I was 19 years old when I first had a bedroom to myself, since I had always shared it with my younger sister Cecilia. When my parents moved to a bigger apartment with an additional bedroom, the negotiations between Cecilia and I began. After a brief discussion we agreed that I would get the biggest bedroom with the large window facing the terrace, and she would get the one with more than double the closet space. I gladly exchanged the small color TV-set that we used to share for plenty of natural light and the view to the plants and flowers of the terrace.
I was in love with my room. A big window framed by white bookshelves, from floor to ceiling. Dozens of novels in Spanish, along with a couple in English. Pictures of close friends and a happy childhood. Five pampered African violets in clay pots, placed right in front of the window, enjoying the bright sunlight.
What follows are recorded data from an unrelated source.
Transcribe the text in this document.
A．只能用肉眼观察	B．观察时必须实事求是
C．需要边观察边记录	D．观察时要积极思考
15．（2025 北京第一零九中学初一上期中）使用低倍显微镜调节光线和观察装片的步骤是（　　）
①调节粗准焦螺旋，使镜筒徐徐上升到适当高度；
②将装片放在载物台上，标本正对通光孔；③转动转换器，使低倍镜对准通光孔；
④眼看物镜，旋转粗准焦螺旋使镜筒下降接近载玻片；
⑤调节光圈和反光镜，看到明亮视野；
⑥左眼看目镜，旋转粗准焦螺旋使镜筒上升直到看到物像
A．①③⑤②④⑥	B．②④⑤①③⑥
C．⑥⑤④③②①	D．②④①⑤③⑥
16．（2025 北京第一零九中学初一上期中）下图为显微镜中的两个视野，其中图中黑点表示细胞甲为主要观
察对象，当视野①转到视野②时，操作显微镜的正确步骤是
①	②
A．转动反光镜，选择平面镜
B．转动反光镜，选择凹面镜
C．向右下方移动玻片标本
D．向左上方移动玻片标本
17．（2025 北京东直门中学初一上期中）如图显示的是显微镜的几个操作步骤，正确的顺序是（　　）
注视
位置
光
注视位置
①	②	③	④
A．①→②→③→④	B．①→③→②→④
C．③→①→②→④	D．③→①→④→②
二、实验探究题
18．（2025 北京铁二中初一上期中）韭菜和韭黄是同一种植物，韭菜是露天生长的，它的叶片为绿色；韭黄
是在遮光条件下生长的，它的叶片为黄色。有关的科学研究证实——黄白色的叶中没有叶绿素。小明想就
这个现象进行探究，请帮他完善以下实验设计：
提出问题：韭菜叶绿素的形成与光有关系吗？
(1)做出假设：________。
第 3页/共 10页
Outside, the honks and screeches of the busy traffic of Buenos Aires, competing with loud classical music from the living room.
A day-bed lined against one of the walls, covered with small pillows. On the bookshelf that serves as a nightstand, a small CD player, a cream-color telephone, a pile of books, a little flag of South Africa and a quote: “The world is full of places to see, people to meet, opportunities to pursue … Go!”
Against the wall opposite the bed, a heavy mahogany desk with a fragile looking chair. In front of it, a rectangular mirror with a thick golden frame, with pictures, quotes, and ticket stubs from concerts or memorable movies propped on the edges. On the desk, books, papers, notebooks, and two mugs overflowing with pens and pencils. To the left of the mirror, a big dark South African wood mask, painted in yellow and dark red.
Those four walls contained everything I needed. This is where I studied to become a journalist, dreamed of changing the world, and spent hours on the phone with my girlfriends. In this bedroom I fell in love for the first time, and cried when after a forgettable vacation in South Africa, I realized that “forever” had only lasted 10 months.
This is where I started working as a news producer in a major TV network and, after falling in love again, planned my wedding. On April 25, 1998, before going to the church ceremony, my father sat on my bed, took my hand, looked around with a melancholic expression and asked me to remember that, no matter what happened, this would always be my home.
Three weeks later we returned from our honeymoon and went to visit my parents. I instinctively went to my room to leave my purse. What a surprise when, instead of my sanctuary, I walked into my father’s new home-office!
“What do mean, your bedroom?” he asked. “You moved out.”
“But, what about what you told me… about this always being home for me?” I said, quite unhappy with the change.
“You know it still is. Just give me a week notice if you every plan on coming back”
And by the look in his green eyes, I knew he meant it.